Users can refine results using detailed attributes such as price range, switch type, and actuation force, enabling faster and more accurate product discovery.
Design Goal
Enable professional buyers to discover suitable products through detailed specification-based filtering tailored for gaming and ergonomic equipment.
Comparator
The comparator allows users to evaluate detailed product specifications side-by-side, helping professional buyers identify the most suitable equipment.
Three products can compare at a list.
Design Goal
Professional buyers are familiar with and sensitive to product specifications. The comparator improves decision-making efficiency by enabling convenient side-by-side comparison of detailed specs, helping them evaluate performance and choose the most suitable product.
8. Usability Task
Behavioral Interaction Visualization
Manual Aggregate Mapping
To analyze hi-fi usability test results, I applied interview data into dynamic visualization dashboard to analyze design insights.Dynamic visualization helps transform raw usability observations into interpretable behavioral patterns.
User interactions were manually coded and mapped across key interface elements to identify behavioral patterns.

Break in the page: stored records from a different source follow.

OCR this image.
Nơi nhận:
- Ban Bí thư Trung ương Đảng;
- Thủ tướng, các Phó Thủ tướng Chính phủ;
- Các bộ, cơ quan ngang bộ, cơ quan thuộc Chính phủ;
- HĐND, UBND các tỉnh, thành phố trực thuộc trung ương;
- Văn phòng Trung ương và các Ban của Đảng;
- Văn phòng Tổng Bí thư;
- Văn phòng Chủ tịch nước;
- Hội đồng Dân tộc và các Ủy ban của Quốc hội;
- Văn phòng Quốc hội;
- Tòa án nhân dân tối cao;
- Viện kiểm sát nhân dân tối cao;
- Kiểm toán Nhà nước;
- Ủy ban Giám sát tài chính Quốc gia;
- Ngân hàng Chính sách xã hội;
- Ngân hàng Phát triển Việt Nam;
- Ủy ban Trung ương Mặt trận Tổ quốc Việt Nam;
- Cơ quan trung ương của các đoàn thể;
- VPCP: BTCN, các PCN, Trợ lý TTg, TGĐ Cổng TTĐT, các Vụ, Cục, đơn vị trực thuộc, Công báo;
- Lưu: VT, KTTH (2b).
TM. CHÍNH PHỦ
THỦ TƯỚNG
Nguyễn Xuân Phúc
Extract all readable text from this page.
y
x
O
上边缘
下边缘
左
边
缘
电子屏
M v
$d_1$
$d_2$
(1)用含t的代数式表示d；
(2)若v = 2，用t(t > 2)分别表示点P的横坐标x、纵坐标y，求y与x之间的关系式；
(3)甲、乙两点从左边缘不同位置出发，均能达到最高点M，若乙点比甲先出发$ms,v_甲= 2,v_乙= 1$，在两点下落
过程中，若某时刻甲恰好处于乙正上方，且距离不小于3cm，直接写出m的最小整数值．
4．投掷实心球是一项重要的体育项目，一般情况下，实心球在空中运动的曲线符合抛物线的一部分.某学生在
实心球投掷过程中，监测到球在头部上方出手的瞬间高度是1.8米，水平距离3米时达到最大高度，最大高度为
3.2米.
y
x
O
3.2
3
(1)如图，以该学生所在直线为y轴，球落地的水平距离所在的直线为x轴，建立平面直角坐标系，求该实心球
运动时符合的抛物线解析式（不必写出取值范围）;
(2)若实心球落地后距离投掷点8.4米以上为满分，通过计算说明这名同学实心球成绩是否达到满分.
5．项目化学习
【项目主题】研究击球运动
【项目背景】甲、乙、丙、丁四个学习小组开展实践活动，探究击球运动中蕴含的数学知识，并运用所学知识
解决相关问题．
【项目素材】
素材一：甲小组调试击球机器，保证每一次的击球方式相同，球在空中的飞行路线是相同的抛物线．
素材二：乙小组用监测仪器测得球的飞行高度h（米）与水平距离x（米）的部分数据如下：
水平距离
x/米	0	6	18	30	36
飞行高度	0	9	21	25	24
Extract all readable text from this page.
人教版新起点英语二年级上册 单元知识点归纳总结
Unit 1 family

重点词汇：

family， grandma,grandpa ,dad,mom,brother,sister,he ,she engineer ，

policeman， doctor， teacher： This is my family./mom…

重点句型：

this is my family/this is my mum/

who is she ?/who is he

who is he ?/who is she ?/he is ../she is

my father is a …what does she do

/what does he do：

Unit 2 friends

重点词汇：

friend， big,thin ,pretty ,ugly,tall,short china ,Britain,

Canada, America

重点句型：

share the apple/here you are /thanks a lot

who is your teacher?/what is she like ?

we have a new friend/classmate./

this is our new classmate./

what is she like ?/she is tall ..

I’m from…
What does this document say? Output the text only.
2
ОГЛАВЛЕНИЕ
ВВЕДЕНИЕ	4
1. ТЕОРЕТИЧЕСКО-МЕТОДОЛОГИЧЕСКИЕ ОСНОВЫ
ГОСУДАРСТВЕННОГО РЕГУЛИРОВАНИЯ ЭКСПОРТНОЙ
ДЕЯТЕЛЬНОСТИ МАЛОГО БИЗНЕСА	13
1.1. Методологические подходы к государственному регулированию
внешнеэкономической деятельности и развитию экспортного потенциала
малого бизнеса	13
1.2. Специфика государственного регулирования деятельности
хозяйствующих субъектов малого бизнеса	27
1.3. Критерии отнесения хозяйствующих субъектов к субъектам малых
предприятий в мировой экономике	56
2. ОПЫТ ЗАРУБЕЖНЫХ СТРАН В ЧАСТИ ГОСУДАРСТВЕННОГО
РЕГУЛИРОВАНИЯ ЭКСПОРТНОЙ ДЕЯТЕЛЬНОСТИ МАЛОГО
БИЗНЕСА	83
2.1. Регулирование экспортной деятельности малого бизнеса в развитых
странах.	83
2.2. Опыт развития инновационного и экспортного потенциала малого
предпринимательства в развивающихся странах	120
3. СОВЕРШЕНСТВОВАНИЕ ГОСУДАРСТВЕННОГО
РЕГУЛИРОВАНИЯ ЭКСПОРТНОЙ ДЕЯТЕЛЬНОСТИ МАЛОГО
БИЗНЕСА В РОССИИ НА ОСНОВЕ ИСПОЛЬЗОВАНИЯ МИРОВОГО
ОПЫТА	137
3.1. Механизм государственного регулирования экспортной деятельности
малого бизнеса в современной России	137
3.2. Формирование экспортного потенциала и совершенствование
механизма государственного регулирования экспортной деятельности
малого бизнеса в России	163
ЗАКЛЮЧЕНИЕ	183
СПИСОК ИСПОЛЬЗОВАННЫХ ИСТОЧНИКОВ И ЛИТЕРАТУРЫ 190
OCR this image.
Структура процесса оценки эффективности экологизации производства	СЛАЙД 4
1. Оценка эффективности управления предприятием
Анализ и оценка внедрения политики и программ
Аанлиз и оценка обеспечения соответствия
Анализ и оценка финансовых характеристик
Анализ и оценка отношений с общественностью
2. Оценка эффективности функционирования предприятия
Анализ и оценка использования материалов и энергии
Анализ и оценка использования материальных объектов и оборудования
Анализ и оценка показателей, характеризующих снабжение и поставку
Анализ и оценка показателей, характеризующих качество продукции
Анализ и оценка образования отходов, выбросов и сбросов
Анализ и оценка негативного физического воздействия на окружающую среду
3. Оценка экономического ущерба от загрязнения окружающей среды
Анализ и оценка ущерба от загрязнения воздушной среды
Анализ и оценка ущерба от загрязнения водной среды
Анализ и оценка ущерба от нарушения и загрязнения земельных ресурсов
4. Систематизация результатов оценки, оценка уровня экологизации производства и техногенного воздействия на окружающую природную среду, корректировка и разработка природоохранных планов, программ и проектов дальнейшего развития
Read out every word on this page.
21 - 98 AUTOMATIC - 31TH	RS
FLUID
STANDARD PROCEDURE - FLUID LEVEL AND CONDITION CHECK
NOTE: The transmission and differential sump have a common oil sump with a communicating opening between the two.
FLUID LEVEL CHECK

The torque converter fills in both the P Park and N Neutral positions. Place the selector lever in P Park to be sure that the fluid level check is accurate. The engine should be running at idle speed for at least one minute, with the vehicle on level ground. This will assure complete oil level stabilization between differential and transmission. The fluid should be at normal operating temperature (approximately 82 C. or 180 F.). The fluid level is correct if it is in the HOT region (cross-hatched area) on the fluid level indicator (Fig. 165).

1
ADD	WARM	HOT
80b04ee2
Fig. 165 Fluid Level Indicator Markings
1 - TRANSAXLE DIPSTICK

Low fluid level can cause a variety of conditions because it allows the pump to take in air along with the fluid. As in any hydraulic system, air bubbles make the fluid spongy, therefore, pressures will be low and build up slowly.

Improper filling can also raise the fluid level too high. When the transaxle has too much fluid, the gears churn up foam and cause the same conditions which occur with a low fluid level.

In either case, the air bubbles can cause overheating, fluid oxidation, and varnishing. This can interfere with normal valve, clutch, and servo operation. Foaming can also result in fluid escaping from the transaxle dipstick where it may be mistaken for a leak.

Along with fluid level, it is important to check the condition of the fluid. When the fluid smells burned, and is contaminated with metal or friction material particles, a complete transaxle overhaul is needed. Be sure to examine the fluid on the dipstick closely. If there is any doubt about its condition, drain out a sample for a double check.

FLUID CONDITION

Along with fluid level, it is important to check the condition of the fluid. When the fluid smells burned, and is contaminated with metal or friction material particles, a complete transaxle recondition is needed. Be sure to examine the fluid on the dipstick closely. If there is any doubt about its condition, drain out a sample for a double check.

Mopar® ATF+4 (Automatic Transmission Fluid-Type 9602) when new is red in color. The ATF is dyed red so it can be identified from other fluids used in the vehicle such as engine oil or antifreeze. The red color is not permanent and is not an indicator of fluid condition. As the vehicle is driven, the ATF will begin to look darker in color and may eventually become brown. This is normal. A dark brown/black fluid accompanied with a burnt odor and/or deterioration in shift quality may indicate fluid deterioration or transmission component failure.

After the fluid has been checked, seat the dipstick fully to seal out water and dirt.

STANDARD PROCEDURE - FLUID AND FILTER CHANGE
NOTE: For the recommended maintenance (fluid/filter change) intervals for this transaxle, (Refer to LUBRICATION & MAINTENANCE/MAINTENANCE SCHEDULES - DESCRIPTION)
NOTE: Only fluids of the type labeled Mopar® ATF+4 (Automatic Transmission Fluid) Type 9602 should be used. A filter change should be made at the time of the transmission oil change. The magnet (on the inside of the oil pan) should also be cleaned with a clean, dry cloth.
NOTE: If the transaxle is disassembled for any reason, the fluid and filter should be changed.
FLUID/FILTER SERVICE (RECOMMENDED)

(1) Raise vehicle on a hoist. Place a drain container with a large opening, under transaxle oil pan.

Why Visualization Matters in UX Analysis
Dynamic visualization helps transform raw usability observations into interpretable behavioral patterns.By visualizing interaction frequency and outcomes, the analysis reveals:
Success paths where users follow expected task flows
Friction points where users hesitate or repeatedly click
Error concentrations indicating unclear UI
Categorical Bubble Matrix
How to read:
Click task button to chose which to see. On the right side, the Bubble Metrix size represents interaction frequency. Color indicates action outcome according to different tasks (Success/ Error/ Hesitate).
Test Type:
Usability Task
Task Scope:
Controlled task flows (Task 1–4)
Participants:
5 users · 20 task runs
Task Types Covered:
Use-case Driven Discovery
Product Comparison & Decision
Campaign-driven Conversion
Gaming vs. Ergo-driven Purchase
9. Lessons learned
Next Iteration Opportunities
Key Insights from Interaction Testing
Usability observations revealed several friction points in the comparison workflow. Users often misinterpreted interaction feedback and experienced uncertainty when managing comparison lists.
Design Decisions
These findings informed several design decisions for the next iteration:
Relocate the “Add to List” feedback to avoid accidental clicks.
Simplify the flow for creating comparison lists to reduce cognitive load.
Improve item removal interactions to provide clearer system feedback.
Product Impact
These refinements focus on improving interaction transparency within the comparison workflow.
By making system feedback clearer and simplifying list management, target audienc can evaluate products more efficiently and make purchasing decisions with greater confidence.
Future Iteration Direction
The next iteration will focus on improving interaction clarity in the comparison module and reducing friction in list management. These refinements aim to make the comparison workflow faster and more predictable for users evaluating professional gaming equipment.